12mo (147 x 81 mm). [60], 911, [1], clxviii pp. Engraved frontispiece and 12 engraved plates. Red and black printing. Woodcut tailpieces. Tear to the Table des feste mobiles (a5), slight mold in gutter of pp. 896-7. Contemporary calf, sides framed in double gilt fillets, central motif of the Cross with the Arma Christi (the emblem of the Confraternity of the Penitents of the Holy Cross), and the gold-stamped name Charles (on front cover) de Meru (on lower cover) at top within double fillet cartouches, spine panelled in compartments with gilt fleurons, edges gilt (rubbed), front pastedown covered with early childish scribbles.

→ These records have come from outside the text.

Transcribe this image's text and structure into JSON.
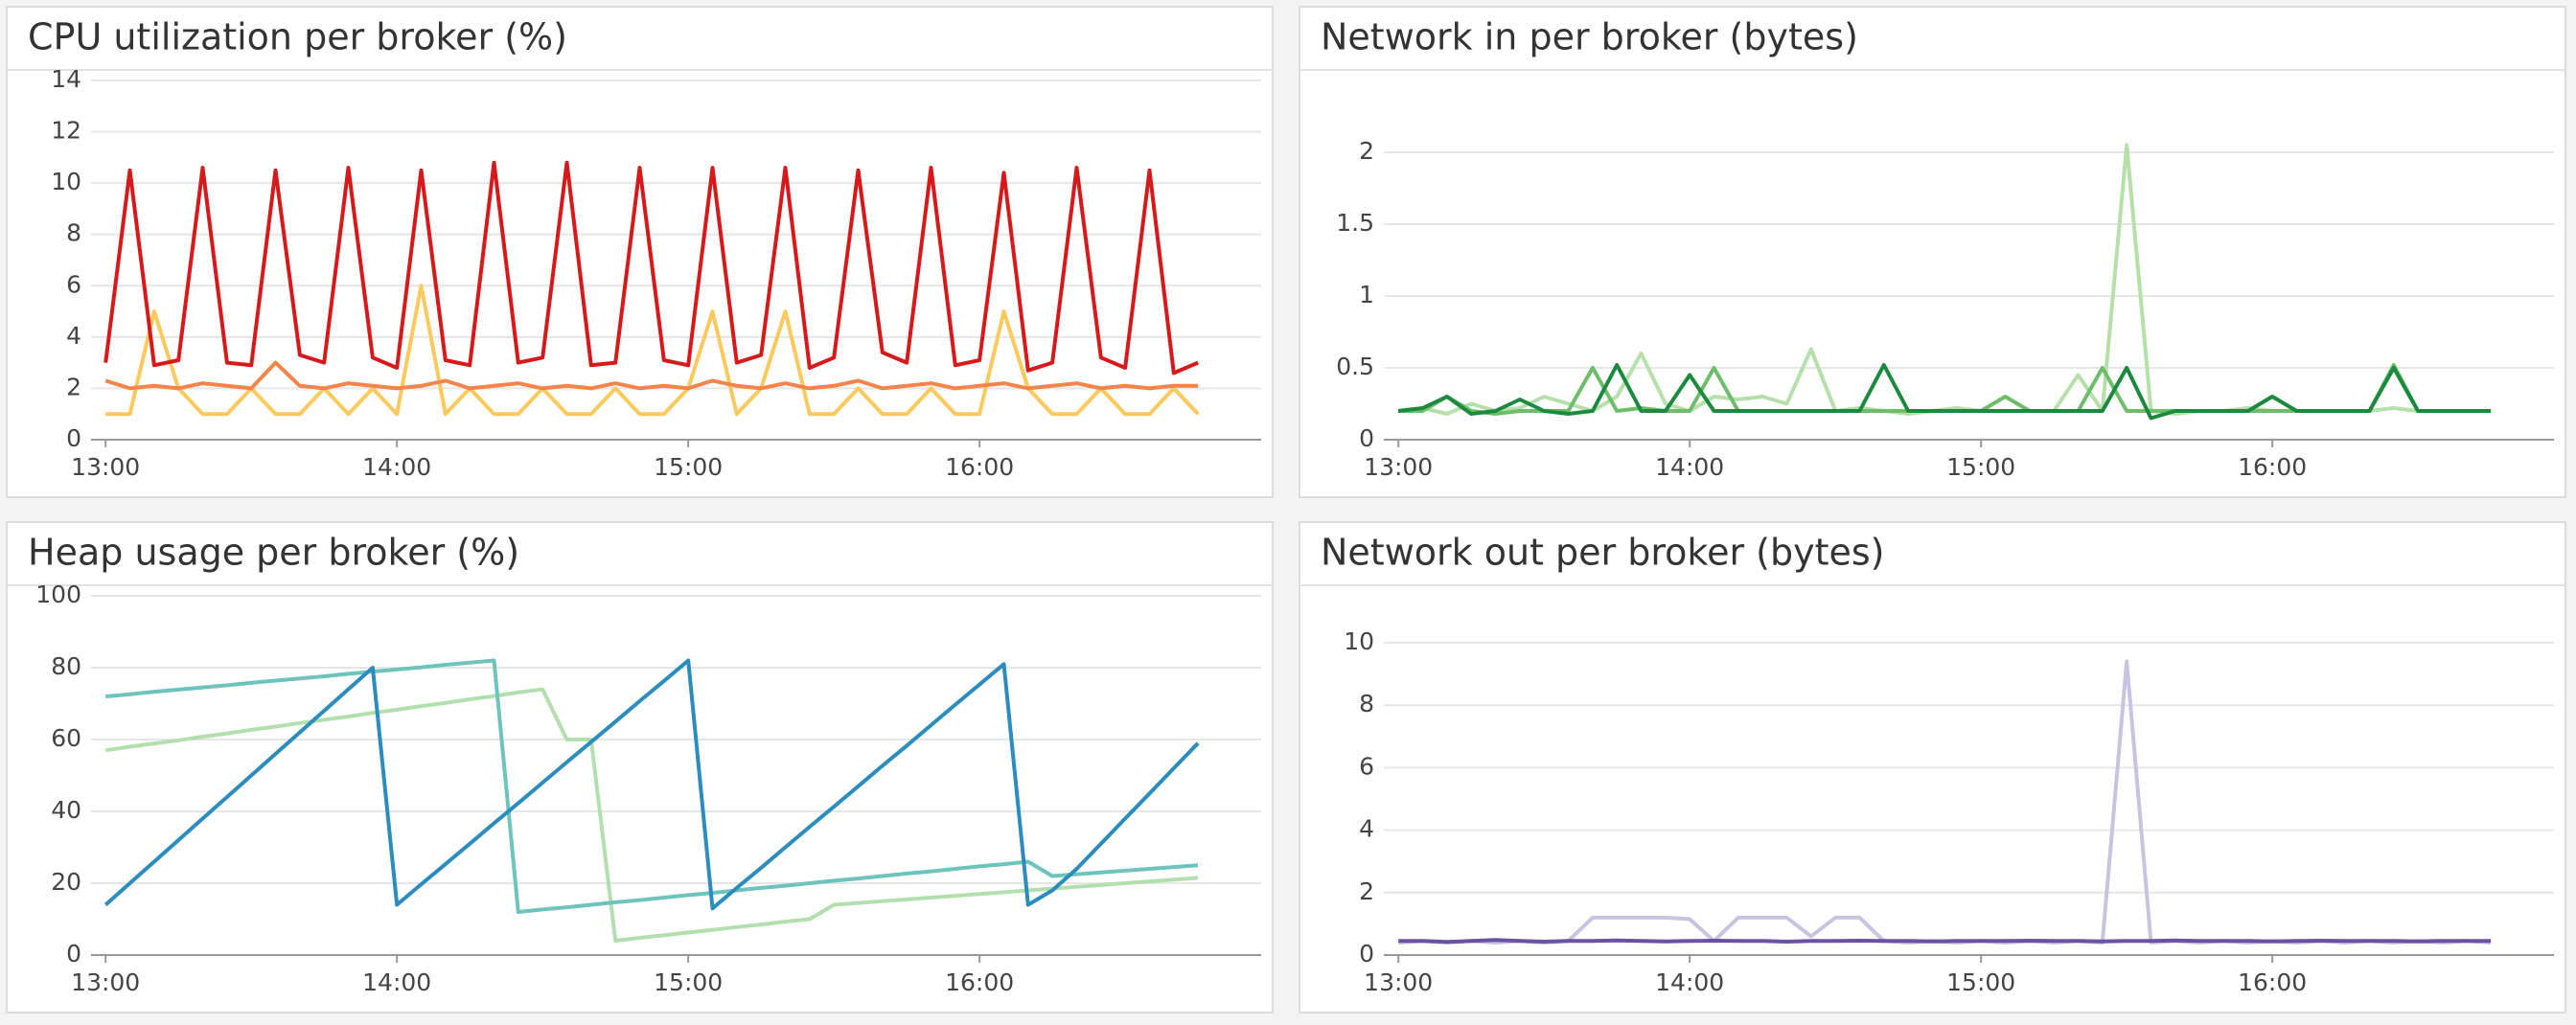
{
  "chart_data": [
    {
      "type": "line",
      "title": "CPU utilization per broker (%)",
      "x": [
        "13:00",
        "13:05",
        "13:10",
        "13:15",
        "13:20",
        "13:25",
        "13:30",
        "13:35",
        "13:40",
        "13:45",
        "13:50",
        "13:55",
        "14:00",
        "14:05",
        "14:10",
        "14:15",
        "14:20",
        "14:25",
        "14:30",
        "14:35",
        "14:40",
        "14:45",
        "14:50",
        "14:55",
        "15:00",
        "15:05",
        "15:10",
        "15:15",
        "15:20",
        "15:25",
        "15:30",
        "15:35",
        "15:40",
        "15:45",
        "15:50",
        "15:55",
        "16:00",
        "16:05",
        "16:10",
        "16:15",
        "16:20",
        "16:25",
        "16:30",
        "16:35",
        "16:40",
        "16:45"
      ],
      "xlim": [
        "12:57",
        "16:58"
      ],
      "xticks": [
        "13:00",
        "14:00",
        "15:00",
        "16:00"
      ],
      "ylim": [
        0,
        14
      ],
      "yticks": [
        0,
        2,
        4,
        6,
        8,
        10,
        12,
        14
      ],
      "grid": true,
      "series": [
        {
          "color": "#fcc95c",
          "values": [
            1,
            1,
            5,
            2,
            1,
            1,
            2,
            1,
            1,
            2,
            1,
            2,
            1,
            6,
            1,
            2,
            1,
            1,
            2,
            1,
            1,
            2,
            1,
            1,
            2,
            5,
            1,
            2,
            5,
            1,
            1,
            2,
            1,
            1,
            2,
            1,
            1,
            5,
            2,
            1,
            1,
            2,
            1,
            1,
            2,
            1
          ]
        },
        {
          "color": "#f4854a",
          "values": [
            2.3,
            2.0,
            2.1,
            2.0,
            2.2,
            2.1,
            2.0,
            3.0,
            2.1,
            2.0,
            2.2,
            2.1,
            2.0,
            2.1,
            2.3,
            2.0,
            2.1,
            2.2,
            2.0,
            2.1,
            2.0,
            2.2,
            2.0,
            2.1,
            2.0,
            2.3,
            2.1,
            2.0,
            2.2,
            2.0,
            2.1,
            2.3,
            2.0,
            2.1,
            2.2,
            2.0,
            2.1,
            2.2,
            2.0,
            2.1,
            2.2,
            2.0,
            2.1,
            2.0,
            2.1,
            2.1
          ]
        },
        {
          "color": "#d7191c",
          "values": [
            3.0,
            10.5,
            2.9,
            3.1,
            10.6,
            3.0,
            2.9,
            10.5,
            3.3,
            3.0,
            10.6,
            3.2,
            2.8,
            10.5,
            3.1,
            2.9,
            10.8,
            3.0,
            3.2,
            10.8,
            2.9,
            3.0,
            10.6,
            3.1,
            2.9,
            10.6,
            3.0,
            3.3,
            10.6,
            2.8,
            3.2,
            10.5,
            3.4,
            3.0,
            10.6,
            2.9,
            3.1,
            10.4,
            2.7,
            3.0,
            10.6,
            3.2,
            2.8,
            10.5,
            2.6,
            3.0
          ]
        }
      ]
    },
    {
      "type": "line",
      "title": "Network in per broker (bytes)",
      "x": [
        "13:00",
        "13:05",
        "13:10",
        "13:15",
        "13:20",
        "13:25",
        "13:30",
        "13:35",
        "13:40",
        "13:45",
        "13:50",
        "13:55",
        "14:00",
        "14:05",
        "14:10",
        "14:15",
        "14:20",
        "14:25",
        "14:30",
        "14:35",
        "14:40",
        "14:45",
        "14:50",
        "14:55",
        "15:00",
        "15:05",
        "15:10",
        "15:15",
        "15:20",
        "15:25",
        "15:30",
        "15:35",
        "15:40",
        "15:45",
        "15:50",
        "15:55",
        "16:00",
        "16:05",
        "16:10",
        "16:15",
        "16:20",
        "16:25",
        "16:30",
        "16:35",
        "16:40",
        "16:45"
      ],
      "xlim": [
        "12:57",
        "16:58"
      ],
      "xticks": [
        "13:00",
        "14:00",
        "15:00",
        "16:00"
      ],
      "ylim": [
        0,
        2.5
      ],
      "yticks": [
        0,
        0.5,
        1,
        1.5,
        2
      ],
      "grid": true,
      "series": [
        {
          "color": "#b5e0aa",
          "values": [
            0.2,
            0.22,
            0.18,
            0.25,
            0.2,
            0.22,
            0.3,
            0.25,
            0.2,
            0.3,
            0.6,
            0.25,
            0.2,
            0.3,
            0.28,
            0.3,
            0.25,
            0.63,
            0.2,
            0.22,
            0.2,
            0.18,
            0.2,
            0.22,
            0.2,
            0.2,
            0.2,
            0.2,
            0.45,
            0.2,
            2.05,
            0.2,
            0.18,
            0.2,
            0.2,
            0.22,
            0.2,
            0.2,
            0.2,
            0.2,
            0.2,
            0.22,
            0.2,
            0.2,
            0.2,
            0.2
          ]
        },
        {
          "color": "#6dbd6a",
          "values": [
            0.2,
            0.2,
            0.3,
            0.2,
            0.18,
            0.2,
            0.2,
            0.2,
            0.5,
            0.2,
            0.22,
            0.2,
            0.2,
            0.5,
            0.2,
            0.2,
            0.2,
            0.2,
            0.2,
            0.2,
            0.2,
            0.2,
            0.2,
            0.2,
            0.2,
            0.3,
            0.2,
            0.2,
            0.2,
            0.5,
            0.2,
            0.2,
            0.2,
            0.2,
            0.2,
            0.2,
            0.2,
            0.2,
            0.2,
            0.2,
            0.2,
            0.52,
            0.2,
            0.2,
            0.2,
            0.2
          ]
        },
        {
          "color": "#1b8a3e",
          "values": [
            0.2,
            0.22,
            0.3,
            0.18,
            0.2,
            0.28,
            0.2,
            0.18,
            0.2,
            0.52,
            0.2,
            0.2,
            0.45,
            0.2,
            0.2,
            0.2,
            0.2,
            0.2,
            0.2,
            0.2,
            0.52,
            0.2,
            0.2,
            0.2,
            0.2,
            0.2,
            0.2,
            0.2,
            0.2,
            0.2,
            0.5,
            0.15,
            0.2,
            0.2,
            0.2,
            0.2,
            0.3,
            0.2,
            0.2,
            0.2,
            0.2,
            0.5,
            0.2,
            0.2,
            0.2,
            0.2
          ]
        }
      ]
    },
    {
      "type": "line",
      "title": "Heap usage per broker (%)",
      "x": [
        "13:00",
        "13:05",
        "13:10",
        "13:15",
        "13:20",
        "13:25",
        "13:30",
        "13:35",
        "13:40",
        "13:45",
        "13:50",
        "13:55",
        "14:00",
        "14:05",
        "14:10",
        "14:15",
        "14:20",
        "14:25",
        "14:30",
        "14:35",
        "14:40",
        "14:45",
        "14:50",
        "14:55",
        "15:00",
        "15:05",
        "15:10",
        "15:15",
        "15:20",
        "15:25",
        "15:30",
        "15:35",
        "15:40",
        "15:45",
        "15:50",
        "15:55",
        "16:00",
        "16:05",
        "16:10",
        "16:15",
        "16:20",
        "16:25",
        "16:30",
        "16:35",
        "16:40",
        "16:45"
      ],
      "xlim": [
        "12:57",
        "16:58"
      ],
      "xticks": [
        "13:00",
        "14:00",
        "15:00",
        "16:00"
      ],
      "ylim": [
        0,
        100
      ],
      "yticks": [
        0,
        20,
        40,
        60,
        80,
        100
      ],
      "grid": true,
      "series": [
        {
          "color": "#b3dfae",
          "values": [
            57,
            58,
            58.9,
            59.8,
            60.8,
            61.7,
            62.7,
            63.6,
            64.6,
            65.5,
            66.4,
            67.4,
            68.3,
            69.3,
            70.2,
            71.2,
            72.1,
            73.1,
            74,
            60,
            60,
            4,
            4.8,
            5.5,
            6.3,
            7,
            7.8,
            8.5,
            9.3,
            10,
            14,
            14.5,
            15,
            15.5,
            16,
            16.5,
            17,
            17.5,
            18,
            18.5,
            19,
            19.5,
            20,
            20.5,
            21,
            21.5
          ]
        },
        {
          "color": "#6cc4bc",
          "values": [
            72,
            72.6,
            73.3,
            73.9,
            74.5,
            75.1,
            75.8,
            76.4,
            77,
            77.6,
            78.3,
            78.9,
            79.5,
            80.1,
            80.8,
            81.4,
            82,
            12,
            12.7,
            13.3,
            14,
            14.7,
            15.3,
            16,
            16.7,
            17.3,
            18,
            18.7,
            19.3,
            20,
            20.7,
            21.3,
            22,
            22.7,
            23.3,
            24,
            24.7,
            25.3,
            26,
            22,
            22.5,
            23,
            23.5,
            24,
            24.5,
            25
          ]
        },
        {
          "color": "#2b8cbe",
          "values": [
            14,
            20,
            26,
            32,
            38,
            44,
            50,
            56,
            62,
            68,
            74,
            80,
            14,
            19.7,
            25.3,
            31,
            36.7,
            42.3,
            48,
            53.7,
            59.3,
            65,
            70.7,
            76.3,
            82,
            13,
            18.7,
            24.3,
            30,
            35.7,
            41.3,
            47,
            52.7,
            58.3,
            64,
            69.7,
            75.3,
            81,
            14,
            18,
            24,
            31,
            38,
            45,
            52,
            59
          ]
        }
      ]
    },
    {
      "type": "line",
      "title": "Network out per broker (bytes)",
      "x": [
        "13:00",
        "13:05",
        "13:10",
        "13:15",
        "13:20",
        "13:25",
        "13:30",
        "13:35",
        "13:40",
        "13:45",
        "13:50",
        "13:55",
        "14:00",
        "14:05",
        "14:10",
        "14:15",
        "14:20",
        "14:25",
        "14:30",
        "14:35",
        "14:40",
        "14:45",
        "14:50",
        "14:55",
        "15:00",
        "15:05",
        "15:10",
        "15:15",
        "15:20",
        "15:25",
        "15:30",
        "15:35",
        "15:40",
        "15:45",
        "15:50",
        "15:55",
        "16:00",
        "16:05",
        "16:10",
        "16:15",
        "16:20",
        "16:25",
        "16:30",
        "16:35",
        "16:40",
        "16:45"
      ],
      "xlim": [
        "12:57",
        "16:58"
      ],
      "xticks": [
        "13:00",
        "14:00",
        "15:00",
        "16:00"
      ],
      "ylim": [
        0,
        11.5
      ],
      "yticks": [
        0,
        2,
        4,
        6,
        8,
        10
      ],
      "grid": true,
      "series": [
        {
          "color": "#c8c3e1",
          "values": [
            0.4,
            0.45,
            0.4,
            0.45,
            0.4,
            0.45,
            0.4,
            0.45,
            1.2,
            1.2,
            1.2,
            1.2,
            1.15,
            0.45,
            1.2,
            1.2,
            1.2,
            0.6,
            1.2,
            1.2,
            0.45,
            0.4,
            0.45,
            0.4,
            0.45,
            0.4,
            0.45,
            0.4,
            0.45,
            0.4,
            9.4,
            0.4,
            0.45,
            0.4,
            0.45,
            0.4,
            0.45,
            0.4,
            0.45,
            0.4,
            0.45,
            0.4,
            0.45,
            0.4,
            0.45,
            0.4
          ]
        },
        {
          "color": "#6a51a3",
          "values": [
            0.45,
            0.45,
            0.42,
            0.45,
            0.48,
            0.45,
            0.43,
            0.45,
            0.45,
            0.47,
            0.45,
            0.44,
            0.45,
            0.46,
            0.45,
            0.45,
            0.43,
            0.45,
            0.45,
            0.46,
            0.45,
            0.45,
            0.44,
            0.45,
            0.45,
            0.45,
            0.46,
            0.45,
            0.45,
            0.44,
            0.45,
            0.45,
            0.47,
            0.45,
            0.45,
            0.45,
            0.44,
            0.45,
            0.46,
            0.45,
            0.45,
            0.45,
            0.44,
            0.45,
            0.45,
            0.45
          ]
        }
      ]
    }
  ]
}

Provenance: Charles de Meru, supra-libros; Du Coz, signature on front flyleaf.
An abundantly illustrated and lavishly printed portable breviary in a confraternity binding. Printed in small types, the edition is ornamented with engravings, woodcut tailpieces, several printed in red, and one in both red and black.
By the seventeenth century the confraternities of Penitents numbered in the hundreds, so much so that they came to be known by the colors of their robes (the white, green, blue, black penitents, etc.). Baudrier and Galle describe a binding tool used by a branch of penitents known as the “Compagnie des pénitents de la Sainte-Croix, Mort et Passion de Notre-Seigneur-Jésus-Christ,” founded in 1681, but earlier bindings with similar tools belonging to other Penitent confraternities are known. As in the later examples cited by Baudrier and Galle, the name of the confrère to whom this breviary was given is stamped above the confraternity’s emblem. Cf. Julien Baudrier & Léon Galle, Armorial des bibliophiles de Lyonnais, Forez, Beaujolais et Dombes (1907), vol. I, p. 156.